Jay is not so much rapping to you as he is roasting you, his voice climbing up and down the register to fully accentuate the jab of the moment. Pair his amusing delivery with a cartoonish smile the size of the Hollywood sign, and you have one of the biggest personalities in the city who’s only a few hits away from being the next LA artist to shoot off into the national spotlight.
“This Beat Hit”
“Can’t Tell Me Shit”
Unlike most of the talent on this list, KB Devaughn’s catalogue is more inward-focused, delving into his personal journey toward prosperity and the struggles that arise along the way. His deep, resonating vocals add a weighted sense of gravitas to his lyrics, burying each word into your eardrums to make you feel like you’re a part of his story.
On 2018's 4 Me, Not U, listeners were provided a deeper look into his narrative, featuring slurred production and mellow beats that relax the listener into agreeance. Highlights include “105 West, 110 North,” which is centered around KB’s inner thoughts while crawling down LA’s congested freeways, and “For You,” on which he serves up a flawed yet honest devotion to his number one lady, admitting his shortcomings while praying they can still make it work.
In 2016, Devaughn made a splash on Boogie’s “Fall Before the Climb,” and now three years later, he’s about to hit the road with his fellow LA native to support the Shady Records rapper's newly-released Everythings For Sale. A full-circle moment.
"105 West, 110 North"
Any time Kalan.Frfr pops up on a track, he elevates the song to a higher level. From shining on the hook of bouncing cuts like G Perico’s “Play Wit It” or contrasting Chris O’Bannon’s icy melodies on “No Rush,” Kalan's knack for displaying seamless chemistry with his collaborators is undeniable. However, it was his own TwoFR project that displayed his peak prowess, a refreshing drop in the middle of summer 2018 that wasted none of its 27-minute runtime.
Since the project's release, Kalan has been expanding his range on tracks like “Love Song,” crooning soulful notes next to Damar Jackson. To kick off 2019, however, he turned heads with an aggressive freestyle in “Hot N Ready,” spitting barbed verses (“Arjay looking at me, like I thought you were gonna sing, n*gga”) that even had the track's producer doing a double-take.

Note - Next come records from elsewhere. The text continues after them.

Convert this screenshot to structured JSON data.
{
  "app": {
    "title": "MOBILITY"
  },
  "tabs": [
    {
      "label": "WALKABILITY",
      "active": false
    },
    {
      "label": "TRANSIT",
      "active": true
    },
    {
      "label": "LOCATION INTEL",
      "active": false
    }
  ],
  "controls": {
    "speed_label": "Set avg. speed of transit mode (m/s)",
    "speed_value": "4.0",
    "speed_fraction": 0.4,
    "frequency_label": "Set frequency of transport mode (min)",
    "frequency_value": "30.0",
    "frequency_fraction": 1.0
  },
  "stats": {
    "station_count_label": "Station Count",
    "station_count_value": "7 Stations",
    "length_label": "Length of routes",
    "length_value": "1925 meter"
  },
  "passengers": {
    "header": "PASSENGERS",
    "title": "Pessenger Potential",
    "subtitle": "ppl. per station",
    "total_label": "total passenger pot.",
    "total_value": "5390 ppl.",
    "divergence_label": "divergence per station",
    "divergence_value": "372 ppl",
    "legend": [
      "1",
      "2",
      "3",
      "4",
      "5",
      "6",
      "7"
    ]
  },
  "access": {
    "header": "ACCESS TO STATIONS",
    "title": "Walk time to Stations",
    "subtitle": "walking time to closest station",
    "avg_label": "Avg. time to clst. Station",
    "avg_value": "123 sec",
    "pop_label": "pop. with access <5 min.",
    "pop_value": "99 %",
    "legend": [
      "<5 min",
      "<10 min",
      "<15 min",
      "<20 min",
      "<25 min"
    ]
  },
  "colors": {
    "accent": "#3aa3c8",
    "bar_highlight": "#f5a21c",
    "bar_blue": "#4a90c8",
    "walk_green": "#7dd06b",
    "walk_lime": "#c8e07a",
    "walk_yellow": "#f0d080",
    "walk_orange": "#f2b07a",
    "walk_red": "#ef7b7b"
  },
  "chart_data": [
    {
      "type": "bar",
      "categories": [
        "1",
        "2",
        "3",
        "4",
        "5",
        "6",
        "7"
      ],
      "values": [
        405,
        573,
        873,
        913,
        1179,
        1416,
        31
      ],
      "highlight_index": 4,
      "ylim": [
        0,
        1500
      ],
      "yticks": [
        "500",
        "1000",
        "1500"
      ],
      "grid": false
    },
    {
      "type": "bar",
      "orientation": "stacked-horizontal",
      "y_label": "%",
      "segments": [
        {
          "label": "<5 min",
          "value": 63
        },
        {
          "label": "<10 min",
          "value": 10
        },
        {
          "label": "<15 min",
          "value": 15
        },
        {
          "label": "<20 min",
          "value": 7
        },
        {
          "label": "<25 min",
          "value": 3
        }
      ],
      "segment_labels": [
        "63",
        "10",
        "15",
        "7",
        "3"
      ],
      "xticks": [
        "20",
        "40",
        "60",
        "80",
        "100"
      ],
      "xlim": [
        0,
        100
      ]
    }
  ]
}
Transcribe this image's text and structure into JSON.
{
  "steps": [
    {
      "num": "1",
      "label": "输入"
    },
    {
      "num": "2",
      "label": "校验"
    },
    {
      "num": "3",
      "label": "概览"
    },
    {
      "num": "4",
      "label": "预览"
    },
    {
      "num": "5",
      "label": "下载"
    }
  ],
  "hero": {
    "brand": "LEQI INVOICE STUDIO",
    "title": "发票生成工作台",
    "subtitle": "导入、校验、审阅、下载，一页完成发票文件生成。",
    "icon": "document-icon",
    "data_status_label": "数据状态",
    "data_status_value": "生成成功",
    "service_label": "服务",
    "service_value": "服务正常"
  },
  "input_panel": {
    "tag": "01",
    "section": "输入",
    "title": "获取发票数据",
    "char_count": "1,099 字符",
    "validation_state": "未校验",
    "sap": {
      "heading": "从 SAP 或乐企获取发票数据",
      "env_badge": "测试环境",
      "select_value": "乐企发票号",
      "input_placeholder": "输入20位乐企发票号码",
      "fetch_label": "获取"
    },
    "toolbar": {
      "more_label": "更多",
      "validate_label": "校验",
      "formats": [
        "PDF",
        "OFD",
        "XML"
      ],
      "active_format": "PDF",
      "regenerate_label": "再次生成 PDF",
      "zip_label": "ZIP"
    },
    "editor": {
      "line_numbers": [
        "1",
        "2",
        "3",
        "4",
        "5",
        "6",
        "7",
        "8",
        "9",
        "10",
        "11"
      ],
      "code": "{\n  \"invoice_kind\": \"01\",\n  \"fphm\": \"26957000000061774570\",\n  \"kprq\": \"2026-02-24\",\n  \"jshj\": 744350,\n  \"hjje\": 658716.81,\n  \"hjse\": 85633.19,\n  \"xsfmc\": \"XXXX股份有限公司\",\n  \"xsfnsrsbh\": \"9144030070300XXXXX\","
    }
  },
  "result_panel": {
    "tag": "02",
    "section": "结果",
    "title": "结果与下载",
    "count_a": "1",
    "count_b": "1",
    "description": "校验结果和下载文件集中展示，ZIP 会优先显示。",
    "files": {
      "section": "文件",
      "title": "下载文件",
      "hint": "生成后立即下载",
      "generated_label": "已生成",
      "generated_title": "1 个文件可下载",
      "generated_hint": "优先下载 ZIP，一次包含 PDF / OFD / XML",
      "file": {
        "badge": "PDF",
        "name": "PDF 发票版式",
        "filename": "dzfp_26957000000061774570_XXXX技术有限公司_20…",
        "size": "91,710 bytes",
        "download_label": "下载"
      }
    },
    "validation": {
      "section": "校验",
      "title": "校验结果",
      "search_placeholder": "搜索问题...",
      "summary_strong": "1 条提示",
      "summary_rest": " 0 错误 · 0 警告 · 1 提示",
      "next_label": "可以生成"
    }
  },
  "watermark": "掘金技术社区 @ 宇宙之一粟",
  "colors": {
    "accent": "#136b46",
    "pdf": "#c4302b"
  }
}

Kalan is a natural hitmaker, with an uncanny ability to craft brilliant hooks that stick in your head and make you want to move. His versatility means you’ll never know what’s coming next, but his talent ensures that you’ll love whatever that may be. It’s only a matter of time before this promising artist becomes a household name.
“Right Wit It”
If Kee Riche$ wasn’t busy promoting his latest release in 2018, he was already hyping up the next one. Of all his 2018 drops, though, Raised Off Rosecrans was his most impactful, showcasing his versatility and shedding light onto what motivates his ferocious work ethic. On “Northwood & Tajauta,” Kee treats the booth like a confessional, airing out personal demons and pledging his loyalty with battle-tested resolve. Throughout the tape, he wins with earnesty, positioning himself as a passionate storyteller unafraid to show you his heart.
Kee's impact extends beyond music, too, with a focus on making a difference in his city through philanthropy. In 2018, he held Thanksgiving and Christmas drives to uplift those in the community, and earlier this year, he visited his local high school to teach students the art of professionalism. Do you know how to tie a tie?
“Get Rich to Give Back” is the motto for Kee, and the hunger that pushes his every move is undeniable. With an impressive discography that continues to improve with each new release, there’s plenty of reasons why sooner rather than later, he should be climbing even higher.